La deuxième composante du centralisme, partagée également par les subordonnés, est constituée par l’idée fausse que le dirigeant (de service ; d’entreprise ; ... ; de la nation) a un pouvoir illimité comme peut intervenir où bon lui semble, quand bon lui semble, se qui est aussi faut.

En adoptant une méthodologie comme une déontologie scientifiques sur la gestion des ressources des systèmes, il fera comprendre à tous qu’il y a eu recadrage.

Le cadre est un gestionnaire des ressources des Systèmes

Cette clarification est nécessaire afin d'éviter au cadre de santé de se retrouver dans le jeu infernal des "doubles contraintes" ou des "injonctions paradoxales" que peuvent lui faire jouer les Un-dividus des trois logiques :

(Direction ; Santé ; Administration)

Il doit, comme tout acteur stratégique, faire en sorte que l'on ait besoin de lui.

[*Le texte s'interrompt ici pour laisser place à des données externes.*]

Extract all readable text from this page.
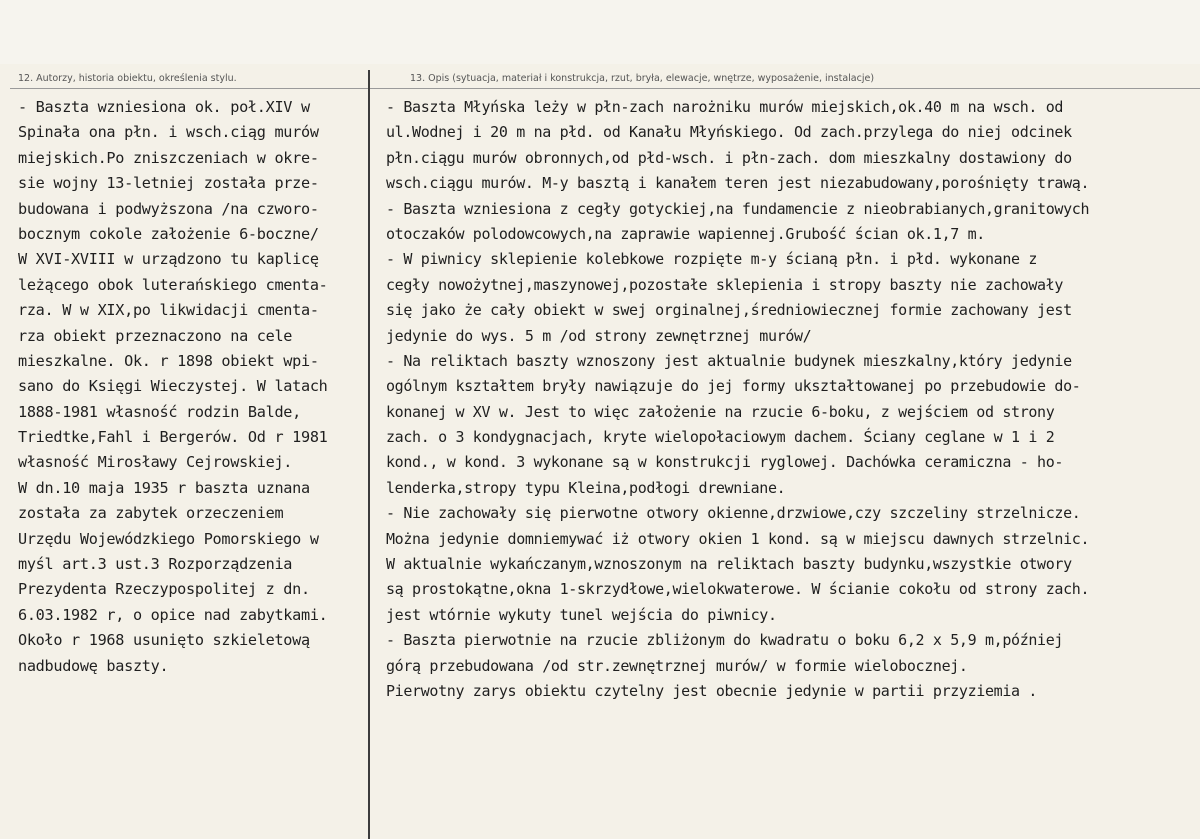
12. Autorzy, historia obiektu, określenia stylu.	13. Opis (sytuacja, materiał i konstrukcja, rzut, bryła, elewacje, wnętrze, wyposażenie, instalacje)
- Baszta wzniesiona ok. poł.XIV w
Spinała ona płn. i wsch.ciąg murów
miejskich.Po zniszczeniach w okre-
sie wojny 13-letniej została prze-
budowana i podwyższona /na czworo-
bocznym cokole założenie 6-boczne/
W XVI-XVIII w urządzono tu kaplicę
leżącego obok luterańskiego cmenta-
rza. W w XIX,po likwidacji cmenta-
rza obiekt przeznaczono na cele
mieszkalne. Ok. r 1898 obiekt wpi-
sano do Księgi Wieczystej. W latach
1888-1981 własność rodzin Balde,
Triedtke,Fahl i Bergerów. Od r 1981
własność Mirosławy Cejrowskiej.
W dn.10 maja 1935 r baszta uznana
została za zabytek orzeczeniem
Urzędu Wojewódzkiego Pomorskiego w
myśl art.3 ust.3 Rozporządzenia
Prezydenta Rzeczypospolitej z dn.
6.03.1982 r, o opice nad zabytkami.
Około r 1968 usunięto szkieletową
nadbudowę baszty.
- Baszta Młyńska leży w płn-zach narożniku murów miejskich,ok.40 m na wsch. od
ul.Wodnej i 20 m na płd. od Kanału Młyńskiego. Od zach.przylega do niej odcinek
płn.ciągu murów obronnych,od płd-wsch. i płn-zach. dom mieszkalny dostawiony do
wsch.ciągu murów. M-y basztą i kanałem teren jest niezabudowany,porośnięty trawą.
- Baszta wzniesiona z cegły gotyckiej,na fundamencie z nieobrabianych,granitowych
otoczaków polodowcowych,na zaprawie wapiennej.Grubość ścian ok.1,7 m.
- W piwnicy sklepienie kolebkowe rozpięte m-y ścianą płn. i płd. wykonane z
cegły nowożytnej,maszynowej,pozostałe sklepienia i stropy baszty nie zachowały
się jako że cały obiekt w swej orginalnej,średniowiecznej formie zachowany jest
jedynie do wys. 5 m /od strony zewnętrznej murów/
- Na reliktach baszty wznoszony jest aktualnie budynek mieszkalny,który jedynie
ogólnym kształtem bryły nawiązuje do jej formy ukształtowanej po przebudowie do-
konanej w XV w. Jest to więc założenie na rzucie 6-boku, z wejściem od strony
zach. o 3 kondygnacjach, kryte wielopołaciowym dachem. Ściany ceglane w 1 i 2
kond., w kond. 3 wykonane są w konstrukcji ryglowej. Dachówka ceramiczna - ho-
lenderka,stropy typu Kleina,podłogi drewniane.
- Nie zachowały się pierwotne otwory okienne,drzwiowe,czy szczeliny strzelnicze.
Można jedynie domniemywać iż otwory okien 1 kond. są w miejscu dawnych strzelnic.
W aktualnie wykańczanym,wznoszonym na reliktach baszty budynku,wszystkie otwory
są prostokątne,okna 1-skrzydłowe,wielokwaterowe. W ścianie cokołu od strony zach.
jest wtórnie wykuty tunel wejścia do piwnicy.
- Baszta pierwotnie na rzucie zbliżonym do kwadratu o boku 6,2 x 5,9 m,później
górą przebudowana /od str.zewnętrznej murów/ w formie wielobocznej.
Pierwotny zarys obiektu czytelny jest obecnie jedynie w partii przyziemia .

C'est lui seul qui peut définir, s'il l'on a besoin, ou pas, de ses compétences.

En effet, le jeu infernal de la "double contrainte" peut conduire à la "schizophrénie", chacun sait qu'il est facile de manipuler les personnes vulnérables.

De plus, la double contrainte est liée, en partie, à l’utilisation des biopuces de l’e-santé.


Ces situations de doubles contraintes sont fréquentes et en termes de management hospitalier, la plus "évidente" est d'assurer une meilleure prise en charge des patients tout en réalisant des économies en matière de dépenses de santé.

Quoi qu'il en soit, la Direction doit confirmer le cadre de santé dans sa position.

En effet, tout fonctionnement rationnel d'une structure cherchant à atteindre ses objectifs exige la définition à minima de la fonction, une définition des postes.

Important !
Si un chef a au-dessus de lui, comme garantie une structure formelle forte répondant des usages comme des buts du groupe (indépendamment des éléments du groupe) il a déjà de l'autorité car il a le pouvoir de coercition.

La vie commune est attrayante, en même temps que coercitive.

Sans doute, la contrainte est nécessaire pour amener l'homme à se dépasser lui-même (Durkheim, De la Division du travail soc., 1893, p. XVII).

Si la structure formelle est claire, la définition du poste situe comme définit du même coup sa zone d'autorité, les frontières de l'autorité, ses fonctions comme ses responsabilités.

En s'inscrivant dans une structure formelle, un individu se trouve investi d'une position sociale, d'un statut officiel, d'un rôle.

Le terme "investi" signifie bien qu'il reçoit sa position, son statut comme son rôle comme un vêtement civil qu'il est chargé de porter.

Le positionnement est donc influencé par ce que la hiérarchie veut bien donner au cadre de santé, après négociation (analyse fonctionnelle).

Comment celui-ci peut-il se faire respecter si au moindre problème, le personnel s'adresse directement au cadre supérieur ou à la D.R.H. ?

Le cadre de santé n'aura jamais le pouvoir uniquement par son statut.

De plus, le diplôme de cadre de santé ne donne qu'un titre.

Le véritable "leader" est celui qui est reconnu comme tel.

La gestion des ressources, surtout des crises, grâce au développement des bonnes pratiques du tripode de poche personnel (bioéthique ; biodroit ; biopouvoir) étant la base d'une seine gestion.

Le positionnement (web 4.0) du cadre de santé sera une source de pouvoir très efficace.